Несмотря на все надежды Поспеловой, Имир вернулся в город первым и сразу же дал о себе знать, заявившись в № 27 через огороды.

Люба искренне недоумевала, почему отличнику возле неё словно мёдом намазано. Подозрение, что ровесник тупо использует её для удовлетворения потребностей, а потом выбросит, как побрякушку, преследовало тихоню и давало в душе её ноющую трещину. Девочка подмечала, что не доверяет парню, даже побаивается его, а ещё воспринимала его ласковое отношение и бережные комплименты за ложь.

За время своего отсутствия Ибрагимов пытался дозвониться до Любы много раз. Поняв, что через соседку тётю Нину выйти на подругу невозможно, юноша сменил тактику. На Солнечный 27 стали ломиться соседи с других домов, зазывая десятиклассницу на телефонный разговор с культурным мальчиком. Тихоня, краснея от неловкости и стыда, поняла, что либо она сдастся, либо по переулку благодаря настойчивым звонкам пойдёт пересуд, и пошла на диалог, в котором, хитро извернувшись, объяснила Имиру, что он ставит её в неловкое положение, и попросила звонить не более раза в неделю.

Школьница и представить не могла, как сильно по ней он скучал. Как постоянно о ней думал, хотел поговорить, прикоснуться, поцеловать. Как не завлекали его ни Сочи, ни Москва, и даже личные заботы и заработок отошли на второй план. Имир искренне влюбился и ожидал взаимности, закрывая глаза на странное поведение и находя тому всё новые и новые оправдания.

Люба же в отношениях с брюнетом ощущала неприятную пустоту, которую никак не могла заполнить. Эта тягучая, давящая пустота не хотела называть своё имя. Хотя звалась она просто – любовь. Девушка, выросшая в холодной, гнилой, отравляющей обстановке и не знавшая доброго обращения, так долго и так сильно жаждала настоящей, искренней любви, но при этом совершенно не могла ни любить, ни узнать ту самую любовь. Потому что не умела. Научиться было не у кого.

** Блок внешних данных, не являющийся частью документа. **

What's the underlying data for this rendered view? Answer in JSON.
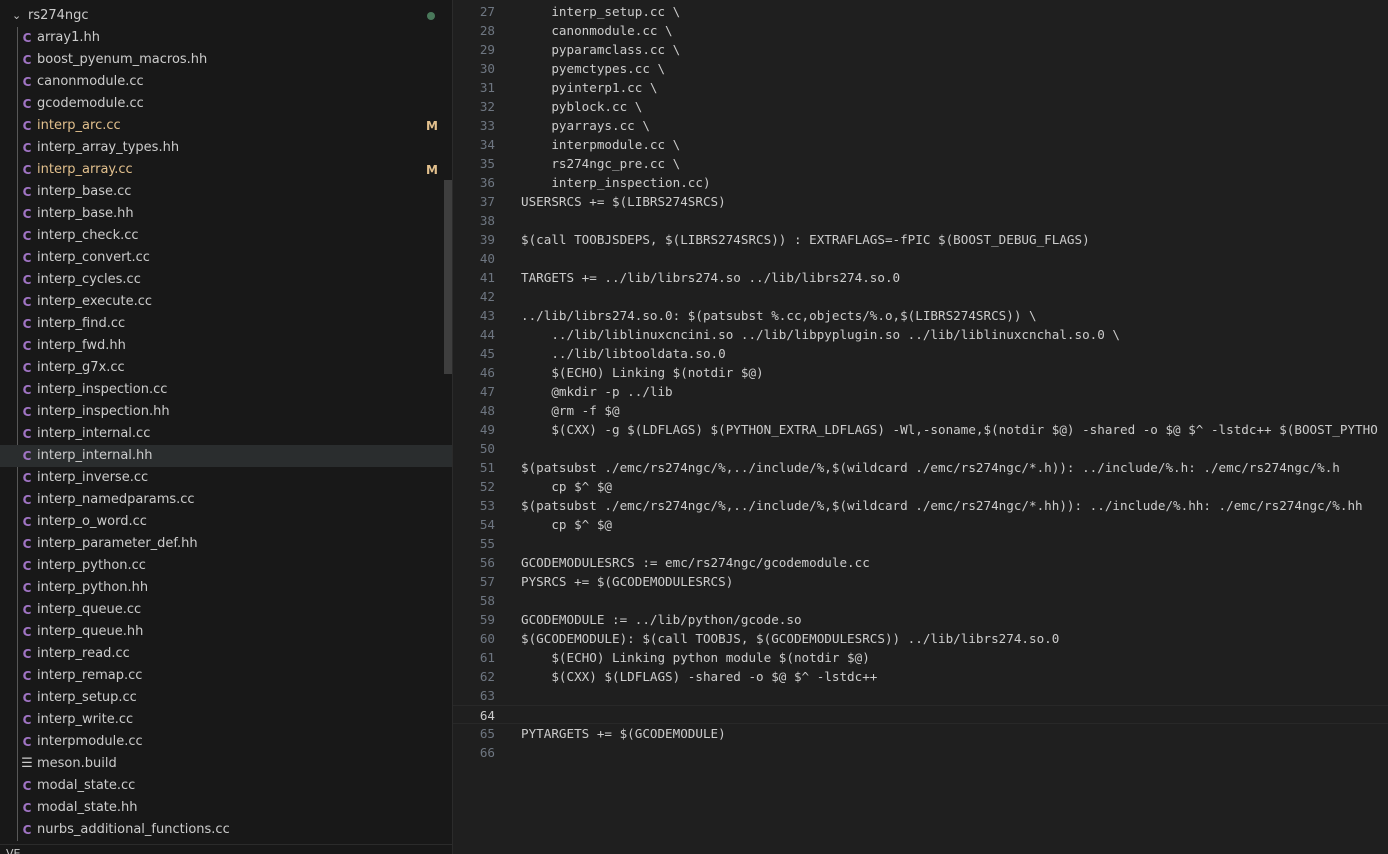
{
  "explorer": {
    "top_partial": "...",
    "folder": "rs274ngc",
    "files": [
      {
        "name": "array1.hh",
        "icon": "cpp-file-icon"
      },
      {
        "name": "boost_pyenum_macros.hh",
        "icon": "cpp-file-icon"
      },
      {
        "name": "canonmodule.cc",
        "icon": "cpp-file-icon"
      },
      {
        "name": "gcodemodule.cc",
        "icon": "cpp-file-icon"
      },
      {
        "name": "interp_arc.cc",
        "icon": "cpp-file-icon",
        "status": "M"
      },
      {
        "name": "interp_array_types.hh",
        "icon": "cpp-file-icon"
      },
      {
        "name": "interp_array.cc",
        "icon": "cpp-file-icon",
        "status": "M"
      },
      {
        "name": "interp_base.cc",
        "icon": "cpp-file-icon"
      },
      {
        "name": "interp_base.hh",
        "icon": "cpp-file-icon"
      },
      {
        "name": "interp_check.cc",
        "icon": "cpp-file-icon"
      },
      {
        "name": "interp_convert.cc",
        "icon": "cpp-file-icon"
      },
      {
        "name": "interp_cycles.cc",
        "icon": "cpp-file-icon"
      },
      {
        "name": "interp_execute.cc",
        "icon": "cpp-file-icon"
      },
      {
        "name": "interp_find.cc",
        "icon": "cpp-file-icon"
      },
      {
        "name": "interp_fwd.hh",
        "icon": "cpp-file-icon"
      },
      {
        "name": "interp_g7x.cc",
        "icon": "cpp-file-icon"
      },
      {
        "name": "interp_inspection.cc",
        "icon": "cpp-file-icon"
      },
      {
        "name": "interp_inspection.hh",
        "icon": "cpp-file-icon"
      },
      {
        "name": "interp_internal.cc",
        "icon": "cpp-file-icon"
      },
      {
        "name": "interp_internal.hh",
        "icon": "cpp-file-icon",
        "selected": true
      },
      {
        "name": "interp_inverse.cc",
        "icon": "cpp-file-icon"
      },
      {
        "name": "interp_namedparams.cc",
        "icon": "cpp-file-icon"
      },
      {
        "name": "interp_o_word.cc",
        "icon": "cpp-file-icon"
      },
      {
        "name": "interp_parameter_def.hh",
        "icon": "cpp-file-icon"
      },
      {
        "name": "interp_python.cc",
        "icon": "cpp-file-icon"
      },
      {
        "name": "interp_python.hh",
        "icon": "cpp-file-icon"
      },
      {
        "name": "interp_queue.cc",
        "icon": "cpp-file-icon"
      },
      {
        "name": "interp_queue.hh",
        "icon": "cpp-file-icon"
      },
      {
        "name": "interp_read.cc",
        "icon": "cpp-file-icon"
      },
      {
        "name": "interp_remap.cc",
        "icon": "cpp-file-icon"
      },
      {
        "name": "interp_setup.cc",
        "icon": "cpp-file-icon"
      },
      {
        "name": "interp_write.cc",
        "icon": "cpp-file-icon"
      },
      {
        "name": "interpmodule.cc",
        "icon": "cpp-file-icon"
      },
      {
        "name": "meson.build",
        "icon": "build-file-icon"
      },
      {
        "name": "modal_state.cc",
        "icon": "cpp-file-icon"
      },
      {
        "name": "modal_state.hh",
        "icon": "cpp-file-icon"
      },
      {
        "name": "nurbs_additional_functions.cc",
        "icon": "cpp-file-icon"
      }
    ],
    "bottom_partial": "VE"
  },
  "editor": {
    "current_line": 64,
    "lines": [
      {
        "n": 27,
        "text": "    interp_setup.cc \\"
      },
      {
        "n": 28,
        "text": "    canonmodule.cc \\"
      },
      {
        "n": 29,
        "text": "    pyparamclass.cc \\"
      },
      {
        "n": 30,
        "text": "    pyemctypes.cc \\"
      },
      {
        "n": 31,
        "text": "    pyinterp1.cc \\"
      },
      {
        "n": 32,
        "text": "    pyblock.cc \\"
      },
      {
        "n": 33,
        "text": "    pyarrays.cc \\"
      },
      {
        "n": 34,
        "text": "    interpmodule.cc \\"
      },
      {
        "n": 35,
        "text": "    rs274ngc_pre.cc \\"
      },
      {
        "n": 36,
        "text": "    interp_inspection.cc)"
      },
      {
        "n": 37,
        "text": "USERSRCS += $(LIBRS274SRCS)"
      },
      {
        "n": 38,
        "text": ""
      },
      {
        "n": 39,
        "text": "$(call TOOBJSDEPS, $(LIBRS274SRCS)) : EXTRAFLAGS=-fPIC $(BOOST_DEBUG_FLAGS)"
      },
      {
        "n": 40,
        "text": ""
      },
      {
        "n": 41,
        "text": "TARGETS += ../lib/librs274.so ../lib/librs274.so.0"
      },
      {
        "n": 42,
        "text": ""
      },
      {
        "n": 43,
        "text": "../lib/librs274.so.0: $(patsubst %.cc,objects/%.o,$(LIBRS274SRCS)) \\"
      },
      {
        "n": 44,
        "text": "    ../lib/liblinuxcncini.so ../lib/libpyplugin.so ../lib/liblinuxcnchal.so.0 \\"
      },
      {
        "n": 45,
        "text": "    ../lib/libtooldata.so.0"
      },
      {
        "n": 46,
        "text": "    $(ECHO) Linking $(notdir $@)"
      },
      {
        "n": 47,
        "text": "    @mkdir -p ../lib"
      },
      {
        "n": 48,
        "text": "    @rm -f $@"
      },
      {
        "n": 49,
        "text": "    $(CXX) -g $(LDFLAGS) $(PYTHON_EXTRA_LDFLAGS) -Wl,-soname,$(notdir $@) -shared -o $@ $^ -lstdc++ $(BOOST_PYTHO"
      },
      {
        "n": 50,
        "text": ""
      },
      {
        "n": 51,
        "text": "$(patsubst ./emc/rs274ngc/%,../include/%,$(wildcard ./emc/rs274ngc/*.h)): ../include/%.h: ./emc/rs274ngc/%.h"
      },
      {
        "n": 52,
        "text": "    cp $^ $@"
      },
      {
        "n": 53,
        "text": "$(patsubst ./emc/rs274ngc/%,../include/%,$(wildcard ./emc/rs274ngc/*.hh)): ../include/%.hh: ./emc/rs274ngc/%.hh"
      },
      {
        "n": 54,
        "text": "    cp $^ $@"
      },
      {
        "n": 55,
        "text": ""
      },
      {
        "n": 56,
        "text": "GCODEMODULESRCS := emc/rs274ngc/gcodemodule.cc"
      },
      {
        "n": 57,
        "text": "PYSRCS += $(GCODEMODULESRCS)"
      },
      {
        "n": 58,
        "text": ""
      },
      {
        "n": 59,
        "text": "GCODEMODULE := ../lib/python/gcode.so"
      },
      {
        "n": 60,
        "text": "$(GCODEMODULE): $(call TOOBJS, $(GCODEMODULESRCS)) ../lib/librs274.so.0"
      },
      {
        "n": 61,
        "text": "    $(ECHO) Linking python module $(notdir $@)"
      },
      {
        "n": 62,
        "text": "    $(CXX) $(LDFLAGS) -shared -o $@ $^ -lstdc++"
      },
      {
        "n": 63,
        "text": ""
      },
      {
        "n": 64,
        "text": ""
      },
      {
        "n": 65,
        "text": "PYTARGETS += $(GCODEMODULE)"
      },
      {
        "n": 66,
        "text": ""
      }
    ]
  },
  "colors": {
    "modified": "#e2c08d",
    "cpp_icon": "#a074c4",
    "editor_bg": "#1f1f1f",
    "sidebar_bg": "#181818"
  }
}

Жадный до близости, страстный юноша, едва оказываясь рядом, мигом распалялся и брал своё. Девушка отдавалась и люто ненавидела себя за безволие и слабость духа. «Дурак озабоченный!» – злилась Поспелова, натягивая нижнее, что десять минут назад было ретиво с неё сдёрнуто. Факт, что «озабоченный дурак» был звездой школы, золотым медалистом, первым красавчиком и перспективным желанным женихом, за которым девчонки как в открытую ухлёстывали, так и украдкой вздыхали, Любу уже не интересовал. Фигура Имира обесценилась ею до нуля, и единственное, чего десятиклассница искренне хотела, это разорвать отношения во что бы то ни стало.

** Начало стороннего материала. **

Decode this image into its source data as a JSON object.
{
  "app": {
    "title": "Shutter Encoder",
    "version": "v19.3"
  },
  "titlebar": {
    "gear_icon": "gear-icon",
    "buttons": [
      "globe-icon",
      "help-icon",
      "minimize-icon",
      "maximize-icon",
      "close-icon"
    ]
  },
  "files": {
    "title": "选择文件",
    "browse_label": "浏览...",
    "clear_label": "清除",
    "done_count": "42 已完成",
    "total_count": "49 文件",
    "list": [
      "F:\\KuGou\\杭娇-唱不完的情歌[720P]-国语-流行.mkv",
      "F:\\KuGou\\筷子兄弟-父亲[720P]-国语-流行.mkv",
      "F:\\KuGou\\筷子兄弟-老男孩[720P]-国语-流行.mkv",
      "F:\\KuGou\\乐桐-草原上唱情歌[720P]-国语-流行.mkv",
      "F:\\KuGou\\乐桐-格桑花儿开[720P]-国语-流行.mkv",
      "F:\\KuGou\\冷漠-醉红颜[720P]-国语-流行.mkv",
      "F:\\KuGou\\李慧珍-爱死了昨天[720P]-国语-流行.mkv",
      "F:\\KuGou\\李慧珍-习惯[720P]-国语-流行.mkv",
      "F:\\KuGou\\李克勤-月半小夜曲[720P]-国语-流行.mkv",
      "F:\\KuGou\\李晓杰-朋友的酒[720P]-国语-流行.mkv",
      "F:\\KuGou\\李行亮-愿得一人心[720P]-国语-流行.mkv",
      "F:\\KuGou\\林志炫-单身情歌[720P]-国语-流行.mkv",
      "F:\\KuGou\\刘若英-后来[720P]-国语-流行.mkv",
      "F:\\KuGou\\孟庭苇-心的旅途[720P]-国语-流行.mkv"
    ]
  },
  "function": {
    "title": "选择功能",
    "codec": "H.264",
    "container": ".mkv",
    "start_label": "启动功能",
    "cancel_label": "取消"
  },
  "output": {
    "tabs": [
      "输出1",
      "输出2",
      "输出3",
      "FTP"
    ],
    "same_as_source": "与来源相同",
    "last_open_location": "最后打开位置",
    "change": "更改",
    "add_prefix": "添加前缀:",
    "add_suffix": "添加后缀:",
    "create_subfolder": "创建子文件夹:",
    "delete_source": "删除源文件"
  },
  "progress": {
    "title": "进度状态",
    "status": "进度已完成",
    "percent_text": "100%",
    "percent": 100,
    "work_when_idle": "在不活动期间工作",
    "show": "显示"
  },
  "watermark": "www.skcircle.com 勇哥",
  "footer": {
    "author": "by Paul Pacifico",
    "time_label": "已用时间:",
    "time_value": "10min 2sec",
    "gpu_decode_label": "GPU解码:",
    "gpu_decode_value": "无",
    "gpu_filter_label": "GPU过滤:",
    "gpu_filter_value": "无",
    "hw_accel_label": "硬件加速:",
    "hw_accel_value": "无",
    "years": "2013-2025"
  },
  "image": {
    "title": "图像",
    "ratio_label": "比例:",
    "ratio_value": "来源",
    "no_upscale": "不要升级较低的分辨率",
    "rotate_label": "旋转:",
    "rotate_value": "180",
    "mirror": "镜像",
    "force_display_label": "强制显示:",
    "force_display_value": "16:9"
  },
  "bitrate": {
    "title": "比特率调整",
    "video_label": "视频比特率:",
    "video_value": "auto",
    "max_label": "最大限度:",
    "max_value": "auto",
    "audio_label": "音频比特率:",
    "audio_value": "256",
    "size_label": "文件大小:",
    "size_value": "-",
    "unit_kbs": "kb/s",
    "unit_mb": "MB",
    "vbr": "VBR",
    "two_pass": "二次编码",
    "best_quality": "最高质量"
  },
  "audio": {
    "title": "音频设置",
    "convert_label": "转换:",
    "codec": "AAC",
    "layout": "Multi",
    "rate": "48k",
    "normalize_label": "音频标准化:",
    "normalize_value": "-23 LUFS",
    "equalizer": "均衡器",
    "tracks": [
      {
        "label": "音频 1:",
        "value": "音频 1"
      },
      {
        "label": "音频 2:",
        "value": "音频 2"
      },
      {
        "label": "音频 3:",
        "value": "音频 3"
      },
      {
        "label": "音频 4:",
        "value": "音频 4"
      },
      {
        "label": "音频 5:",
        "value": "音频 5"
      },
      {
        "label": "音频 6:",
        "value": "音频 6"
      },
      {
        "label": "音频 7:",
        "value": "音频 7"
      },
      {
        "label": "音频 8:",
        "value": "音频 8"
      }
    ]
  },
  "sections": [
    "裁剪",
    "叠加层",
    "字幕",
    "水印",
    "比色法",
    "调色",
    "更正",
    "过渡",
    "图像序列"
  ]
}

Поспелова капризничала. Ибрагимов приглашал погулять, звал в гости, в кафе, посидеть в библиотеке, у речки – девочка отказывалась под любым предлогом. Больна, занята, устала. Брюнет был настойчив и пробивал брешь в броне девчачьих избеганий. Тогда парня ждали новые выкрутасы.

– Чего идёшь позади? – поинтересовался он, когда пара прогуливалась по вечернему городу. – Будто я чужой.

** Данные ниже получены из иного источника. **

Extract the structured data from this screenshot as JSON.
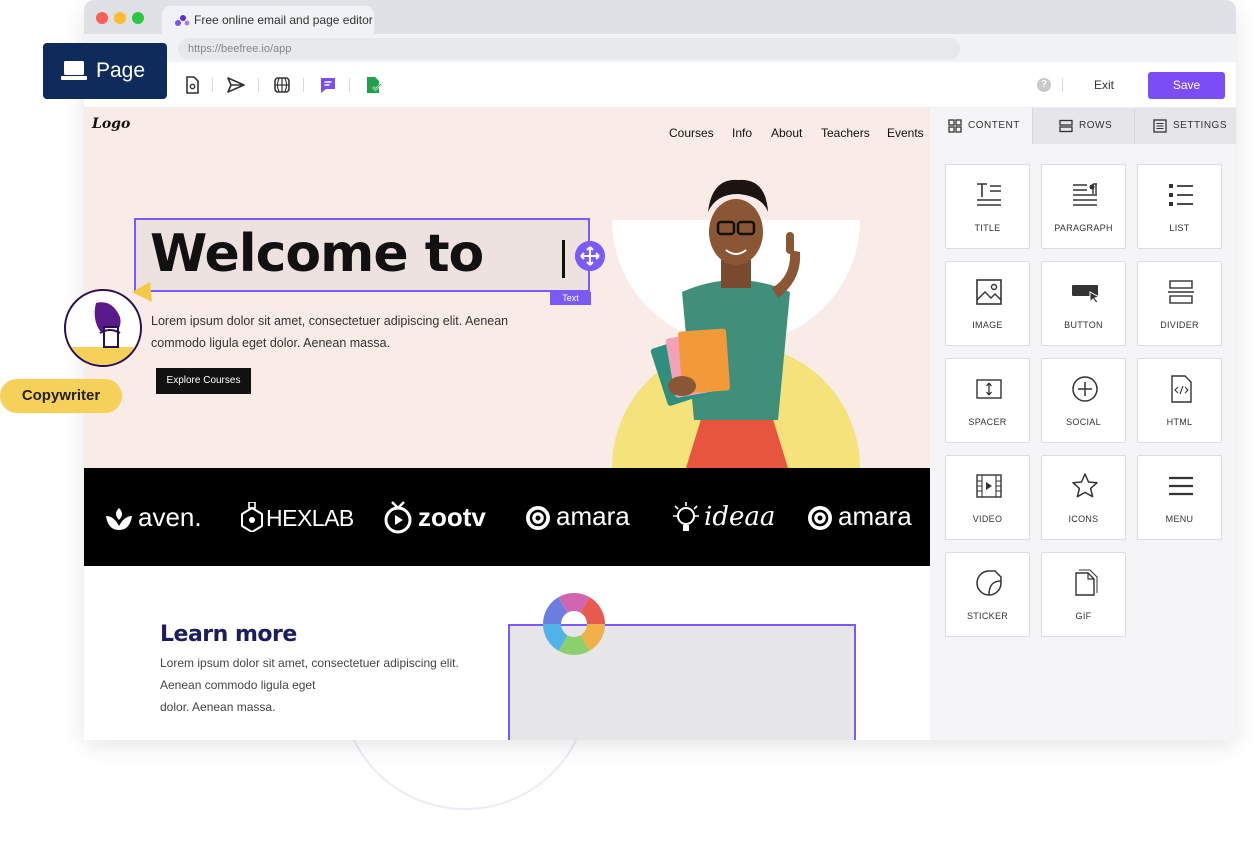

– Ты знаешь, почему! – буркнула она в ответ, выдерживая дистанцию метра в два. – Не хочу, чтобы знакомые заметили нас и донесли маме!

– Сумерки наступили. Никто не разглядит.

– Кому надо, всё приметит! Лучше позади побуду. Так безопаснее. Вот чего эта обезьяна на меня пялится?!..

На обочине стояла их ровесница – плохо, грязно одетая девочка с грустным, по-детски наивным лицом, выражавшим умственную отсталость. Рваное испачканное платье едва покрывало острые костлявые коленки. Сальные волосы лохмами свисали на сутулые плечи. Убитые шлёпки желали давным-давно отправиться на помойку. Её можно было бы назвать красивой, если бы не дурная, бессмысленная отрешённость во взгляде и не поза, выдававшая жертвенную покорность и полное отсутствие самостоятельности.

Люба, не выдержав настолько прямого и бесцеремонного разглядывания себя, и так будучи не в духах, окончательно разозлилась.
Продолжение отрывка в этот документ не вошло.